Batiks and Adidas: Southeast Asia's new-wave nationalism

A wave of national pride has young people mashing up local and global culture in a shift that has important implications for brands

Yuna's international success is a source of pride in Malaysia.
Yuna's international success is a source of pride in Malaysia.

For decades, Southeast Asian governments ran campaigns to promote nationalism, warning people of the risks of westernization eroding their love of their own culture. More often than not, these campaigns fell on deaf ears — people continued to aspire to foreign ideals and lifestyles.

Ironically, now that the world has never been more open and international, a strong bottom-up nationalism is emerging, particularly among younger Southeast Asians. It’s nationalism that is not top-down and hard-nosed, but more focused on soft cultural power.

Foreign acts still top the charts across the region, but so do Preap Sowath in Cambodia and Raisa in Indonesia. Malaysians are celebrating Yuna’s success overseas, and Original Pinoy Music is more popular than ever.

The traditional batik textile has seen a huge revival in Indonesia. Traditionally worn only in formal contexts, nowadays it is being incorporated into both high fashion and street wear. The same is happening in Cambodia with the popularity of traditional Krama scarves, once considered rural attire but now mixed and matched with trendy outfits.

Economic progress in the region has certainly catalyzed this interest; rapid growth and global attention have given people something to be proud of and diminished any feelings of inferiority to the more developed West. But more than anything, this stems from a desire to find their voice in the global conversation.

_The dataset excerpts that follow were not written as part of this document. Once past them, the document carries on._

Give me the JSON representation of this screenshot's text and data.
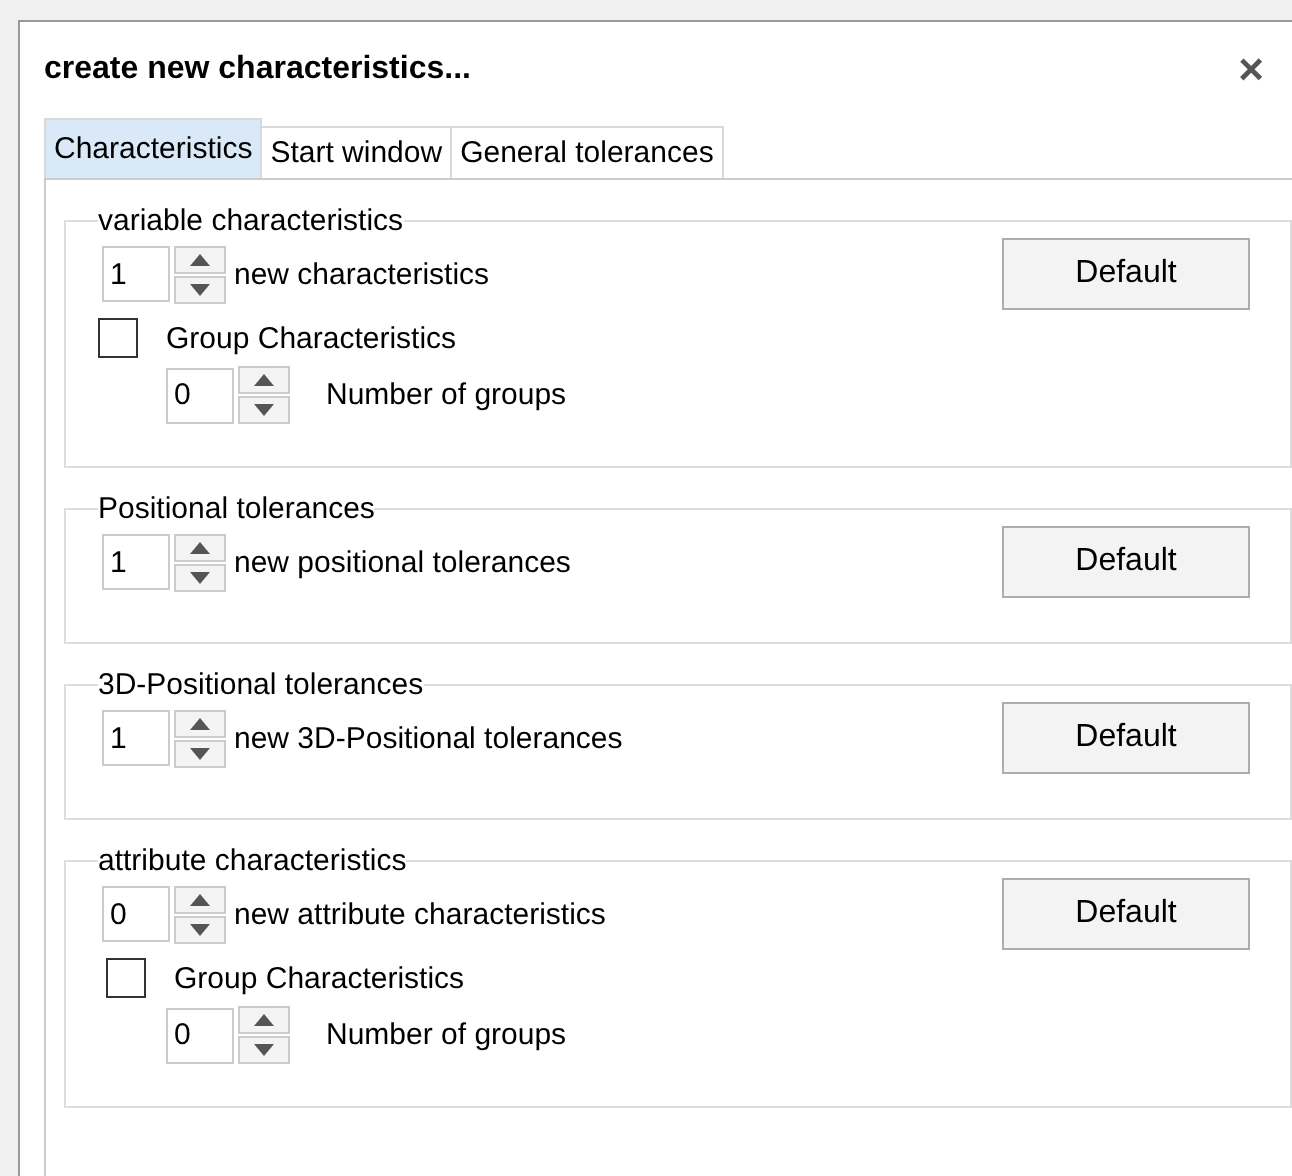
{
  "window": {
    "title": "create new characteristics...",
    "close": "×"
  },
  "tabs": [
    {
      "label": "Characteristics",
      "selected": true
    },
    {
      "label": "Start window",
      "selected": false
    },
    {
      "label": "General tolerances",
      "selected": false
    }
  ],
  "groups": [
    {
      "title": "variable characteristics",
      "count": {
        "value": "1",
        "label": "new characteristics"
      },
      "button": "Default",
      "option": {
        "label": "Group Characteristics",
        "checked": false
      },
      "groups_count": {
        "value": "0",
        "label": "Number of groups"
      }
    },
    {
      "title": "Positional tolerances",
      "count": {
        "value": "1",
        "label": "new positional tolerances"
      },
      "button": "Default"
    },
    {
      "title": "3D-Positional tolerances",
      "count": {
        "value": "1",
        "label": "new 3D-Positional tolerances"
      },
      "button": "Default"
    },
    {
      "title": "attribute characteristics",
      "count": {
        "value": "0",
        "label": "new attribute characteristics"
      },
      "button": "Default",
      "option": {
        "label": "Group Characteristics",
        "checked": false
      },
      "groups_count": {
        "value": "0",
        "label": "Number of groups"
      }
    }
  ]
}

Born into a world where everyone has access to the same cultural references and engages in the same online conversations, young Southeast Asians want to participate while asserting their own unique identity.

A more progressive cultural identity
While national pride among previous generations was typically founded on past glories and regarded in opposition to the West, people of this generation are constructing an identity that is more progressive, one that reconciles their global citizenship and their cultural roots.

They are taking in everything — foreign and local — and deciding what to bring forward and what to leave behind, what to take in and what to leave out.

In doing this, young Southeast Asians are looking deep into their roots to seek out authentic expressions of their culture they can adopt and claim as their own. It’s no surprise domestic travel to remote areas is on the rise because more and more people are embracing their provincial roots. We are also seeing local culinary aficionado groups, and a new interest in museums and historical sites that have been ignored for years.

In true Millennial fashion, young Southeast Asians are not simply adopting local cultural expressions. Instead, the local is being rearticulated within a global context and being given a unique global-local-mashup identity. There are fantastic examples, such as the Jogja Hip-Hop Foundation a group that raps in a local dialect inspired by Javanese poetry, and many more across the region, manifesting in everything from music to fashion to retail.

No longer a global-local dichotomy
The simple binary distinction — local is bad and foreign is good, or vice versa — doesn’t hold true for this younger generation.

This is an important cultural shift that has exciting implications for brands. It means local brands can more confidently adopt international traits, and global brands have much greater permission to borrow local cultural expressions.

It creates greater opportunities than ever before for brands to connect meaningfully with Southeast Asians — if they seek to understand and appreciate local cultural expressions and incorporate these into the way they represent themselves.

Adri Reksodipoetro is co-managing director of Flamingo Singapore.